L'armée européenne, si elle est créée, fera concurrence à l'Otan, mais il est peu probable qu'elle voie le jour avant dix ans, a déclaré à Sputnik Jean-Vincent Brisset, général de brigade aérienne en retraite et directeur de recherche à IRIS.
«Si on veut faire une armée européenne qui soit totalement indépendante de l'Otan, des forces de l'Otan, il n'est pas possible d'avoir des forces qui soient affectées à l'une et qui soient en même temps affectées à l'autre. Donc cela veut dire qu'il y aura effectivement une sorte de concurrence», a indiqué M.Brisset.
«L'armée européenne, c'est une utopie. Comme je vous l'ai dit,l'armée européenne, c'est quelque chose qui ne peut pas voir le jour avant dix à vingt ans», a déclaré M.Pinatel à Sputnik.
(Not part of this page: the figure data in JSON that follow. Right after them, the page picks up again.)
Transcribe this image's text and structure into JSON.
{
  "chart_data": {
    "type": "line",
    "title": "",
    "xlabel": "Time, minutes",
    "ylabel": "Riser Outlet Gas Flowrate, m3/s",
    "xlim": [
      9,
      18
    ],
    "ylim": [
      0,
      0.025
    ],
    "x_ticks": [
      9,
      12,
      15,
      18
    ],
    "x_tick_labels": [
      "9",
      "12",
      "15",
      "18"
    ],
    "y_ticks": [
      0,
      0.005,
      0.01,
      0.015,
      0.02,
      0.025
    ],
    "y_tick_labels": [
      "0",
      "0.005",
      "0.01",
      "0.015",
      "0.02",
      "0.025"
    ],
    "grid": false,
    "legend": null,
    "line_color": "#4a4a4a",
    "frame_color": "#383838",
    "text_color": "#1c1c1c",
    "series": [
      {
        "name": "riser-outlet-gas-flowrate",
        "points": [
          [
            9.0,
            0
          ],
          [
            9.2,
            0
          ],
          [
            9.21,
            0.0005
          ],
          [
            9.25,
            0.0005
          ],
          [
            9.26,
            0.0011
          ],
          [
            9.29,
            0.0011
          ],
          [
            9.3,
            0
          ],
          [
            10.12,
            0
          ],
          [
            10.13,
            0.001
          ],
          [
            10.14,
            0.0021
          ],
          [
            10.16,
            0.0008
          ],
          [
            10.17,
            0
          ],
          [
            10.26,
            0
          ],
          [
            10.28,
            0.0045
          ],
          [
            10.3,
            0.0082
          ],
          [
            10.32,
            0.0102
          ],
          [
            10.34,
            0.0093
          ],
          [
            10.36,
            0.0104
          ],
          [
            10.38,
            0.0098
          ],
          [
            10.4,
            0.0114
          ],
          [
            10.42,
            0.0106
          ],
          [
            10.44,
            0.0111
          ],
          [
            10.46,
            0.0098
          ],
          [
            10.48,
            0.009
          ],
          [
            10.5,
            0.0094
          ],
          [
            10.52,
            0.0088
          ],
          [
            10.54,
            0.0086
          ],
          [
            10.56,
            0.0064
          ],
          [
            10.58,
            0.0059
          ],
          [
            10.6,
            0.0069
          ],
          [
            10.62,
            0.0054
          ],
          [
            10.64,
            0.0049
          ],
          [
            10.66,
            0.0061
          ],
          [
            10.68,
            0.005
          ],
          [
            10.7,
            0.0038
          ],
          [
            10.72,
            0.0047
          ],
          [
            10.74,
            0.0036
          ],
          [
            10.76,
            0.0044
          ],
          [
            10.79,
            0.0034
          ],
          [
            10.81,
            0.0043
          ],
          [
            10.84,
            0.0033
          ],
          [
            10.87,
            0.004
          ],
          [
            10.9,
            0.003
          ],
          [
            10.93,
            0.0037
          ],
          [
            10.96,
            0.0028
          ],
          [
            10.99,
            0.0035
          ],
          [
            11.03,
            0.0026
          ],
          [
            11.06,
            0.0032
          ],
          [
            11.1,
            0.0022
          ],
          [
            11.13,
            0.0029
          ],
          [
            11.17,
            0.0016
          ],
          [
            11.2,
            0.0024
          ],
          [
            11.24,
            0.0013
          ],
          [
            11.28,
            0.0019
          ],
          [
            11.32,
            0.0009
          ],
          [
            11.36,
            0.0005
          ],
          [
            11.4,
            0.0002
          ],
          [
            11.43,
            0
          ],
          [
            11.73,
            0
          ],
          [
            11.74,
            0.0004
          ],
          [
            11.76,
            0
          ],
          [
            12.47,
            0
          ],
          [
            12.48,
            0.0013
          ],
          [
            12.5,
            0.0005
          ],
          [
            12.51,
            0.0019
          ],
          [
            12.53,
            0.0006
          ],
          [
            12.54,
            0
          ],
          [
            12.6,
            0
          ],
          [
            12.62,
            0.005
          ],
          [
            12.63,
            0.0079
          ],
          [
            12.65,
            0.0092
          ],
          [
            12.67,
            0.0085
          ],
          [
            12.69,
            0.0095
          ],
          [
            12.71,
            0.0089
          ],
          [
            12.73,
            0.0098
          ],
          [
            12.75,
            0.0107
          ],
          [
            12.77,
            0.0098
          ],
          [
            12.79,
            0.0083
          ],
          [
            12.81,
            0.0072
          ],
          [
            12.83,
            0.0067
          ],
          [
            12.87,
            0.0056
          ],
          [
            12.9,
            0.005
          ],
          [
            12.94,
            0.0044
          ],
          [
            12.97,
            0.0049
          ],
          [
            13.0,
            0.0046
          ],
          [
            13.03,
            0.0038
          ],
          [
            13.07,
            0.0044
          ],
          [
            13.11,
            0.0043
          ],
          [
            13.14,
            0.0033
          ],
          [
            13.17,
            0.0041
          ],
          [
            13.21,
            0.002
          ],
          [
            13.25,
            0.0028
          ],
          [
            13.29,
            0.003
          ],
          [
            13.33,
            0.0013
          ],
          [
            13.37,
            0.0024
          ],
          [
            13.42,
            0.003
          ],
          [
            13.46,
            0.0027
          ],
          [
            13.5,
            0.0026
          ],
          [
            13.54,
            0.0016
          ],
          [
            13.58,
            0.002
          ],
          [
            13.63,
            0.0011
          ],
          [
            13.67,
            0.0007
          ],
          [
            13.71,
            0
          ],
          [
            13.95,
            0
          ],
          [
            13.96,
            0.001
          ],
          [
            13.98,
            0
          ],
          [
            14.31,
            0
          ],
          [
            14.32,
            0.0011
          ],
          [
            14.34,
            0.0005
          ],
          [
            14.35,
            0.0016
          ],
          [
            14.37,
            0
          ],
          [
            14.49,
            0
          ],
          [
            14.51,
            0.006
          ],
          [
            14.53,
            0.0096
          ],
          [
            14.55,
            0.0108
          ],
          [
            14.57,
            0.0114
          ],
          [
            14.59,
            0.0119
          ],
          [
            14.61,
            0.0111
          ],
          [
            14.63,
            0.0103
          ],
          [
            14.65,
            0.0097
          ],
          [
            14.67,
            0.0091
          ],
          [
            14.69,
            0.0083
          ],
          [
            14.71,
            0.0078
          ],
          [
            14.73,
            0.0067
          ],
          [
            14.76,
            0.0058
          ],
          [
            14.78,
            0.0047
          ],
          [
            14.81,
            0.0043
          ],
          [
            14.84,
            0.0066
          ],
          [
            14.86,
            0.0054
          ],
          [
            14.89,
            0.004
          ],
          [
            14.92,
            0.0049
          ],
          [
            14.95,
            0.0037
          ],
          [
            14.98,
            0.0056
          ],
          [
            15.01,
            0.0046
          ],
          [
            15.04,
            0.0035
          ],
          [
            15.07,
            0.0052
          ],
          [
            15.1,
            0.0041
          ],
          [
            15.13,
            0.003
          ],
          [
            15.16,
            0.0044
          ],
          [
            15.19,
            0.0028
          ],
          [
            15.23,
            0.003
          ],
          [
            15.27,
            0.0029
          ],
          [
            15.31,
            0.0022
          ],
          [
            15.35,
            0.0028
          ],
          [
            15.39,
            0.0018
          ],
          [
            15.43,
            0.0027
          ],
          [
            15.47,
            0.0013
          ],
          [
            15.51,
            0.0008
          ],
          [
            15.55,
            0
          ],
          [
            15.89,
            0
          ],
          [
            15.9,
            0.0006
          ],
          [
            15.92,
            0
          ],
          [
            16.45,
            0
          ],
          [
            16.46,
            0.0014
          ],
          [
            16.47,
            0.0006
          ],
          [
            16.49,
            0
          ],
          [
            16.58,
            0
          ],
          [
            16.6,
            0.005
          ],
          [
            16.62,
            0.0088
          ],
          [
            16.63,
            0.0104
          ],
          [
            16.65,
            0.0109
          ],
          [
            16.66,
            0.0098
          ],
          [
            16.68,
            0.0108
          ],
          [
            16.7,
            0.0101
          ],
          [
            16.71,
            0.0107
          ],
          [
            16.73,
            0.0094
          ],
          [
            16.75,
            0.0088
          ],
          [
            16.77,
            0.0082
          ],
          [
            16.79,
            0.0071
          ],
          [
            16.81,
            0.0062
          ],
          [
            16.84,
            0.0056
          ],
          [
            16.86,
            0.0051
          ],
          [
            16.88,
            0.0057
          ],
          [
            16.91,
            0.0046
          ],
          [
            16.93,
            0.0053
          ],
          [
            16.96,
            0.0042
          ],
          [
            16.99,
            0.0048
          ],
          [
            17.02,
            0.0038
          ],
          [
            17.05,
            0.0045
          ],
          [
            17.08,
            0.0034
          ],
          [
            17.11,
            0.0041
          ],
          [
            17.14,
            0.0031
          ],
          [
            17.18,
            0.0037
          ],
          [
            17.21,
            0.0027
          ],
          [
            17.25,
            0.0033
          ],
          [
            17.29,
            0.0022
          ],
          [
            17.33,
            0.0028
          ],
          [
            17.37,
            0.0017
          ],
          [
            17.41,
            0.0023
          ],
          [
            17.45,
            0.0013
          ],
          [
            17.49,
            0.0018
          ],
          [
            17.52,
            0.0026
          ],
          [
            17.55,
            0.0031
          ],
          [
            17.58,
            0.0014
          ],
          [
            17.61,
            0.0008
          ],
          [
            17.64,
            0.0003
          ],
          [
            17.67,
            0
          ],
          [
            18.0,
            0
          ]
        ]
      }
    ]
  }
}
Selon lui, la première étape est de créer une alliance européenne contre les menaces qui n'existaient lors de la création de l'Otan.
«Ce qui est important […], c'est créer une alliance européenne face au terrorisme islamiste parce que la France notamment est engagée au Sahel […]. L'Otan n'est pas configurée pour traiter des problèmes comme ce qui se passe au Sahel. On a bien vu ça en Afghanistan où l'Otan n'a pas vraiment réussi à stabiliser la situation», a estimé le général Pinatel.
Un autre domaine est la cyber guerre où là encore les Européens peut créer une alliance hors Otan.
«Je pense que les pays qui sont historiquement les premiers à avoir créé l'Union européenne seraient assez naturellement membres de cette armée», a estimé M.Brisset, avant de préciser qu'on pourrait aussi y ajouter le Danemark et des pays du sud de l'ancien Pacte de Varsovie, la Hongrie, la Tchéquie ou la Slovaquie.
M.Pinatel a d'abord mentionné la France, l'Allemagne, l'Italie, la Belgique et les Pays-Bas tout en soulignant qu'une telle armée pourrait être formée par étapes, après la création d'un pouvoir politique européen qui n'existe pas aujourd'hui sous une forme capable de diriger une armée et qu'il fallait plutôt commencer par créer une alliance qui lutterait contre le terrorisme islamiste et la menace cyber qui sont des menaces actuelles, estime le général Pinatel.
Et là, l'alliance pourrait être beaucoup plus large et réunir aussi l'Albanie, la Grèce et d'autres pays du sud de la Méditerranée et d'Europe, d'après lui.
«Les pays qui peuvent participer concrètement à cette alliance de défense contre le terrorisme islamiste, c'est l'Allemagne et tous les pays du sud de la Méditerranée et les pays de l'Europe qui ont déjà été dans l'Empire ottoman», a dit M.Pinatel.
«Il n'est pas question pour les Américains, tant qu'ils dirigent l'Otan, qu'il y ait un rapprochement avec la Russie », a-t-il déploré.
«Il faut aussi construire une base industrielle de la Défense car il n'y a pas d'autonomie stratégique si nous dépendons d'autres puissances pour nos équipements», souligne le Général.
Les deux généraux interrogés par Sputnik considèrent le projet de l'armée européenne comme un long chemin qu'il faut parcourir pas à pas. Il pourrait, selon eux, voir le jour qu'après la création d'un gouvernement européen unique.
Selon M.Pinatel, il s'agit d'une «utopie souhaitable», d'un projet qui ne peut «pas être réalisé avant dix ans».
M.Brisset estime pour sa part que les pays membres de l'UE n'ont actuellement pas la volonté politique de former une gouvernance unique ce qui entraînerait comme conséquence la formation d'une armée européenne.
«Je crois tellement peu à la formation d'une armée européenne que j'ai beaucoup du mal à projeter des choses que cela pourrait faire par la suite […]. Pour le moment, il n'y a absolument pas de volonté commune de la faire», a conclu M.Brisset.
Dans une interview accordée le 6 novembre à la radio Europe 1, Emmanuel Macron s'est déclaré favorable à la création d'une «vraie armée européenne» indépendante des États-Unis, y compris pour garantir la cybersécurité de l'Europe. Cette idée a été reprise quelques plus tard par la chancelière allemande Angela Merkel. Entre-temps, Donald Trump a qualifié d'«insultante» l'idée du Président français et proposé aux Européens de payer leur part à l'Otan, subventionnée largement par Washington.